When agents maintain state across sessions, the problems in each row don't merely scale — they change qualitatively. Stale context becomes a structural hazard. Tool authorization outlives the intent that triggered it. Decisions must remain correctable at arbitrary points in long trajectories.

The core difficulty: in a session-based system, the context window is the audit surface — everything the agent knows, is doing, and has decided fits in one bounded artifact. In a persistent system, the agent's epistemic state is distributed across memory stores, tool execution histories, and partially completed plans, none of which automatically stays coherent as time passes, models update, or user intent evolves.

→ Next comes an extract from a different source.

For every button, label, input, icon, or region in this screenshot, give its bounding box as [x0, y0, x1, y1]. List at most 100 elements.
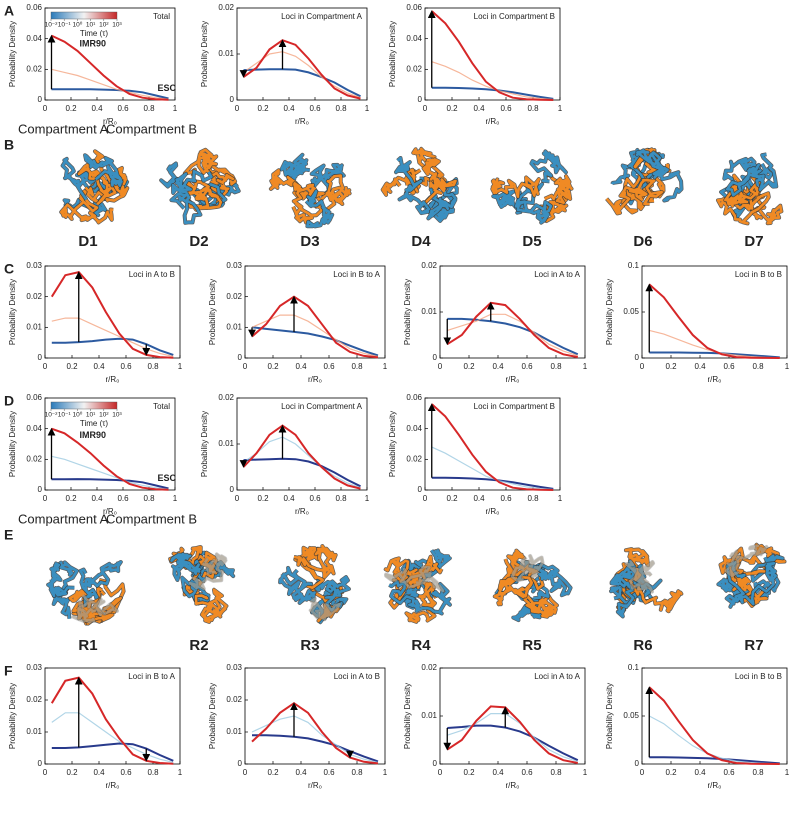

These cells are explored in a companion paper currently in preparation: Agent Epistemic Integrity: A Unified Framework for Knowing, Doing, and Deciding Across the Session-to-Always-On Transition. The core argument: the three domains are not independent problems with independent solutions. They are three faces of one invariant problem, and the session-to-persistent transition is the stress test that reveals what each domain truly requires.

Production deployments are moving from single-turn assistants to persistent agents that manage calendars, draft and send communications, execute code, and take consequential actions over hours or days. The failure modes of these systems are not model failures. They are runtime failures — failures in the layer responsible for knowing, doing, and deciding.

The field currently has frameworks for memory (fragmented), frameworks for tool use (nascent), and frameworks for alignment and oversight (largely theoretical at the deployment layer). It does not have a unified account of how these three domains constrain one another, or why that constraint tightens specifically at the session-to-persistent boundary. The 3×2 grid is intended to make that constraint visible.

An agent that pursues an outdated goal with high confidence and low per-step error rate is, from a runtime integrity standpoint, failing — even if each individual action scores well. The invariant problem is not any single cell. It is whether what the agent knows, does, and decides remains coherent, correctable, and aligned with user intent across time.

That property has a name: Agent Epistemic Integrity. The work of operationalizing it — across all six cells, both horizontal layers, and the session-to-persistent transition — is what comes next.